Mayor John Shaughnessy agreed.
“I want to move this along, but by the same token, do not want to do anything that will come back and bite us,” he said.
Commissioners asked Perry to enter back into negotiations with Monroe in hopes of bringing the issue to the next commission meeting.
Perry said she would act on the commission’s direction, but did not believe she would be able to come to terms with Monroe.
“I don’t think we will come to terms with the consulting agreement,” she said. “I need to know if you need me to fight for this or let it go.”
Commissioner Jan Vosburgh said she wasn’t comfortable with continuing contract talks.
“I think Mr. Monroe has been very difficult to work with,” she said. “I thought all of this was resolved the last time he was mad at us. Then all of a sudden, it’s back in front of us. I think it’s unprofessional.”
Jim Eatrides of Alpha Omega Communications suggested the city back off redoing the ordinance, saying it will be needed if negotiations with Monroe break down.
“That’s an enormous amount of work,” he said.
Perry said the city could have a new ordinance prepared in about two months and pointed out her biggest concerns.
She said the contract gives authority for Monroe to do work without city authorization. When Perry tried to strike that from the contract, she said Monroe declined.

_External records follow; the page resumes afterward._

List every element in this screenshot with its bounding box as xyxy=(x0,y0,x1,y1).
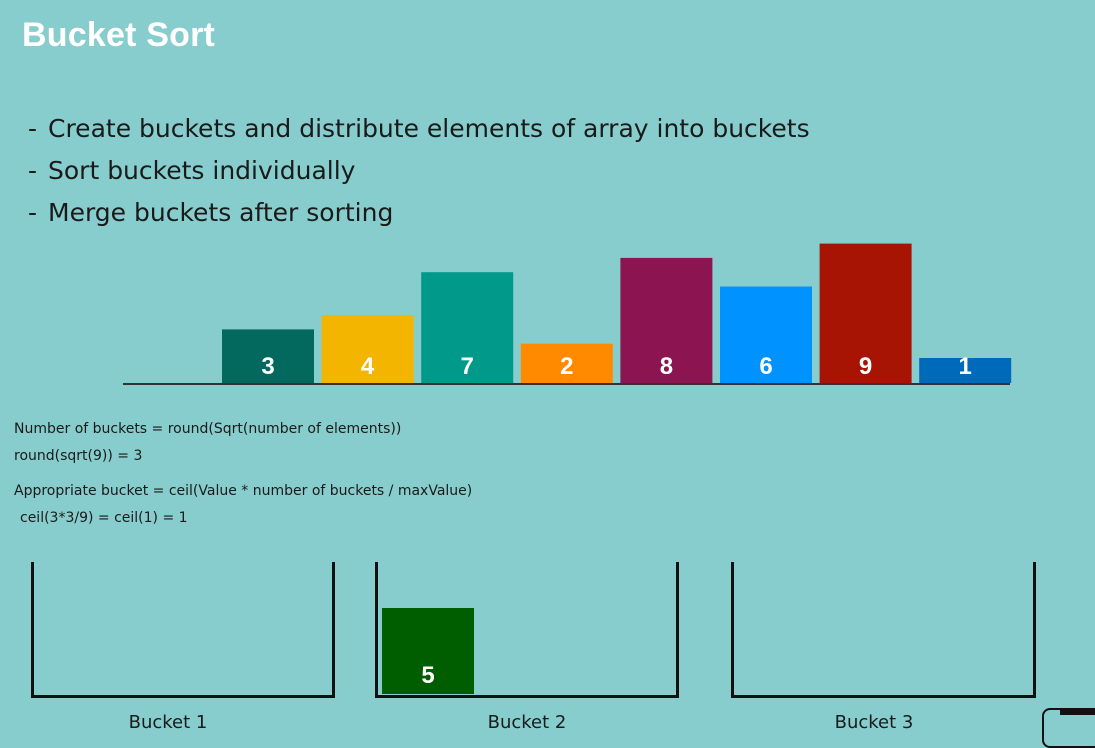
bullet-item: - Create buckets and distribute elements … xyxy=(28,114,810,143)
formula-bucket-count-example: round(sqrt(9)) = 3 xyxy=(14,448,143,464)
bar-label-9: 9 xyxy=(859,353,872,380)
bullet-item: - Sort buckets individually xyxy=(28,156,356,185)
bar-9 xyxy=(819,243,912,383)
bullet-text: Merge buckets after sorting xyxy=(48,198,394,227)
formula-bucket-index: Appropriate bucket = ceil(Value * number… xyxy=(14,483,473,499)
bullet-item: - Merge buckets after sorting xyxy=(28,198,394,227)
corner-widget-bar xyxy=(1060,709,1095,715)
bar-label-4: 4 xyxy=(361,353,375,380)
bullet-text: Sort buckets individually xyxy=(48,156,356,185)
bar-label-3: 3 xyxy=(261,353,274,380)
bucket-label-2: Bucket 2 xyxy=(487,712,567,733)
array-bar-chart: 3 4 7 2 8 6 9 1 xyxy=(123,243,1012,385)
bucket-1 xyxy=(31,562,335,698)
bar-label-8: 8 xyxy=(660,353,673,380)
bullet-text: Create buckets and distribute elements o… xyxy=(48,114,810,143)
bar-8 xyxy=(620,257,713,383)
bullet-list: - Create buckets and distribute elements … xyxy=(28,108,810,234)
bar-label-2: 2 xyxy=(560,353,573,380)
bucket-label-1: Bucket 1 xyxy=(128,712,208,733)
bar-3 xyxy=(222,329,314,383)
bar-4 xyxy=(321,315,414,383)
bar-label-1: 1 xyxy=(959,353,972,380)
bar-6 xyxy=(720,286,812,383)
bar-7 xyxy=(421,272,514,383)
bucket-label-3: Bucket 3 xyxy=(834,712,914,733)
bucket-item: 5 xyxy=(382,608,474,694)
bar-label-7: 7 xyxy=(461,353,474,380)
bucket-3 xyxy=(731,562,1036,698)
slide-title: Bucket Sort xyxy=(22,16,216,54)
formula-bucket-index-example: ceil(3*3/9) = ceil(1) = 1 xyxy=(20,510,188,526)
bar-1 xyxy=(919,358,1012,383)
formula-bucket-count: Number of buckets = round(Sqrt(number of… xyxy=(14,421,402,437)
bar-label-6: 6 xyxy=(759,353,772,380)
bar-2 xyxy=(520,343,613,383)
bucket-2 xyxy=(375,562,679,698)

Commissioners balked at the notion.
“Monroe’s concept of how this thing works is very different from ours,” said Gatehouse. “We are not trying to hire a telecommunications czar. We are looking to engage a consultant to be available as required.”
Perry said if commissioners sign the contract, the city would lose authority to delegate work to Monroe, who would have the power to charge the city for unauthorized work.
Commissioner Gay Breuler said if Monroe can’t agree to the city’s concerns, “We won’t have anything to do with you.”
Perry said Monroe also refused to budge on the city paying for an applicant that pulls out of a review.
“Mr. Monroe wants payment for any service and use of the city as a catchall,” she said. “An applicant would be required to set up an escrow account that Mr. Monroe could draw from but he wants a safety net that guarantees the city would pay the balance. I did not like that and wanted it removed. He would not agree to that.”
Perry wanted to include a paragraph that Monroe is responsible for all out-of-pocket costs, “and he wishes to strike that paragraph.”
The third of Perry’s primary concerns is Monroe’s refusal to agree to language that would allow the city to terminate its contract with him if he were to be found doing anything illegal.
“I’m not sure why he objects to that,” she said. “This is a provision that if he does something illegal under the law, we can get rid of him. I put that language in here, but he will not agree to any aspect of termination.”
Perry had other disagreements with the proposed contract, and said, “I 100 percent disagree with Mr. Monroe. I hope we can work this out, but I don’t think we will. What I need to know is whether or not I take a hard line on these negotiations.”
Commissioners agreed that Perry raised sufficient concern on key points. They agreed not to concede many of her points, and directed her to continue negotiations for two more weeks to see if Monroe would change his mind.
“See if he’s willing to give and we’ll make a decision in two weeks,” said Shaughnessy.